Apologies for lack of postings over last 10 days.
I have been on holiday with my family sailing round the Norfolk Broads in largely wind and rain but having a great time. So it is particularly depressing to get back to a Guardian poll showing the Tories with a 9 point lead over Labour. It gives me no pleasure in saying that the poll simply confirms the warnings we have been issuing that New Labour policies and activities in Government are alienating whole sections of that broad coalition that threw the Tories out of office and decided to give Labour a chance in government in 1997.
This is just one poll but it adds further evidence to confim the trend of the 2005 general election, the 2006 local elections and other polls that more and more people are losing trust in Tony Blair and New Labour.
When people vote they do so on the basis of a leap of trust. They take a conscious decision for a whole range of motivating factors to place their trust in the party they are voting for. Often they are motivated by a longstanding commitment to that party, sometimes passed on over generations. For others it is because they have lost confidence in the existing party of power and have gained sufficient trust in an alternative party to enable them to undertake this leap in trust.
Labour Party members and the organisations affiliated to the party need to wake up fast to the fact that large numbers of people who have supported us and who have turned out to vote for us in past elections have lost trust in both Blair and New Labour. This breakdown of trust is so fundamental and deep rooted that without sigificant change the party is drifting to loss of office and allowing the return of the Tories.
Of course Cameron is vacuous when it comes to deatiled policies but that isn't the point. His strategy is simply to create an image of the Conservative Party as a safe pair of hands in which to catch the falling disillusioned Labour supporters.

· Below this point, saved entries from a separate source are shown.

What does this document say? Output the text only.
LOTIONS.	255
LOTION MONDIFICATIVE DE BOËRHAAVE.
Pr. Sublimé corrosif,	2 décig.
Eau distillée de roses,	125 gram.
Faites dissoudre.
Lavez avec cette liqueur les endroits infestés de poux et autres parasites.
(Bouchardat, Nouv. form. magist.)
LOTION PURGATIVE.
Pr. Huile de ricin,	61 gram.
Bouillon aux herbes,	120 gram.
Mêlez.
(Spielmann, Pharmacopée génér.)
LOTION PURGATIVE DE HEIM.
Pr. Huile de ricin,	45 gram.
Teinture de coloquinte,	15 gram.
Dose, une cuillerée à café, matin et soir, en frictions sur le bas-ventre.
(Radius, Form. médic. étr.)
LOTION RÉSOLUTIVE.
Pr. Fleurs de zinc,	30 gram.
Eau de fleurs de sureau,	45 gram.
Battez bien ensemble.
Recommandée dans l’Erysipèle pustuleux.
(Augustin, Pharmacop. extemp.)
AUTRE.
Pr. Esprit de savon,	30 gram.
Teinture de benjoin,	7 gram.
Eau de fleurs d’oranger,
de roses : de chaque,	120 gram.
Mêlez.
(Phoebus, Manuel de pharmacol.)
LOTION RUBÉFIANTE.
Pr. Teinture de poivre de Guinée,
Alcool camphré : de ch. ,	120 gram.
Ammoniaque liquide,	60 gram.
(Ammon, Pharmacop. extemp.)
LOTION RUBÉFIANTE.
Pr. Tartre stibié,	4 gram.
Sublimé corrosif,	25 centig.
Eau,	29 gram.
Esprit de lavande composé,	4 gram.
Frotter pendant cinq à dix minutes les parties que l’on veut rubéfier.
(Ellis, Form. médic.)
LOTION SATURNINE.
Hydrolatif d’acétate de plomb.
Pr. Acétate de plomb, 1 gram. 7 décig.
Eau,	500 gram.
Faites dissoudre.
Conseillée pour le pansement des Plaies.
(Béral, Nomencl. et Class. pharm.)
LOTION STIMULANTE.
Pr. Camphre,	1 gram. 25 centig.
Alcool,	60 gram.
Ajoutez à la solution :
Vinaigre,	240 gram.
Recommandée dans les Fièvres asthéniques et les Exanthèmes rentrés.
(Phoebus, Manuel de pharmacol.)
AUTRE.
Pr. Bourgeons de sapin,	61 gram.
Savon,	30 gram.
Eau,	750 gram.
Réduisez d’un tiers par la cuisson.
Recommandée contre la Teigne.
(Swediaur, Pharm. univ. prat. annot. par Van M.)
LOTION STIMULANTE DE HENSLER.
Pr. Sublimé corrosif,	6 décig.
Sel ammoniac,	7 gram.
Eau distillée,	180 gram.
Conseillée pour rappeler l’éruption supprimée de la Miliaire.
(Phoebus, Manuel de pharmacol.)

Support for New Labour is falling apart because its policies, particularly its international policies, are not just unpopular but also have meant that members of the public are increasingly feeling that they just can't believe a word the Prime Minister or any government minister or spokesperson tells them any more.
This latest poll is interesting not because of the Tory 9 point lead but startlingly because it has demonstrated that trust in the Government under Tony Blair has fallen so much that only 20% of the public believe that the Government is telling the truth over the terrorist threat. For all John Reid's appearances in the media, people are not reassured about the trustworthiness of the Government. The poll also reveals just how out of touch the Government is with the judgements of the British public.
For over a year now minister after minister have repeatedly asserted that there is no link between the Government's policies in the Middle East and the risk of terrorist attack on Britain. This poll demonstrates that 72% of people do not find this credible and judge that Government policy has made Britain more vulnerable to terrorist attack. Staggeringly only 1% of voters think that the government's foreign policy has made Britain safer.
What has been New Labour response over the last week to the obvious plummeting of support for the Government? Extraordinarily New Labour is so lacking in anything new to say it falls back on the traditional neo con solution of offering a tax cut. Bizarrely the person they roll out to float this new policy of abolishing inheritance tax is Steve Byers, the very person who as a minister embodied along with his press officer Jo Moore the breakdown of trust the public had in New Labour ministers telling them the truth. This is how desperate and how far the New Labour project has sunk.
How do we regain the confidence of the British public? Only a radical break with New Labour will restore some basic trust in Labour. Simple changes of personnel in leadership positions won't be enough, especially as all of them Brown,Reid, Johnson, Hain, have all been architects, advocates and loyal supporters of the existing policies.
If one of the main reasons people no longer trust the government is its foreign policy then this is the ideal place to start the radical break with New Labour.
Step by step this would involve a declaration of independence from the foreign policies of George Bush, the withdrawal of troops from Iraq and Afghanistan, a return to the United Nations to seek new initiatives under the UN for Palestine, Iraq and Afghanistan and the reformulation of British foreign policy as a peacemaker lead by a new British Ministry for Peace.
A radical break of this kind would give us the chance of convincing people that Labour can be trusted once again. Without it we will continue to allow New Labour to put us out of office and let the Tories back.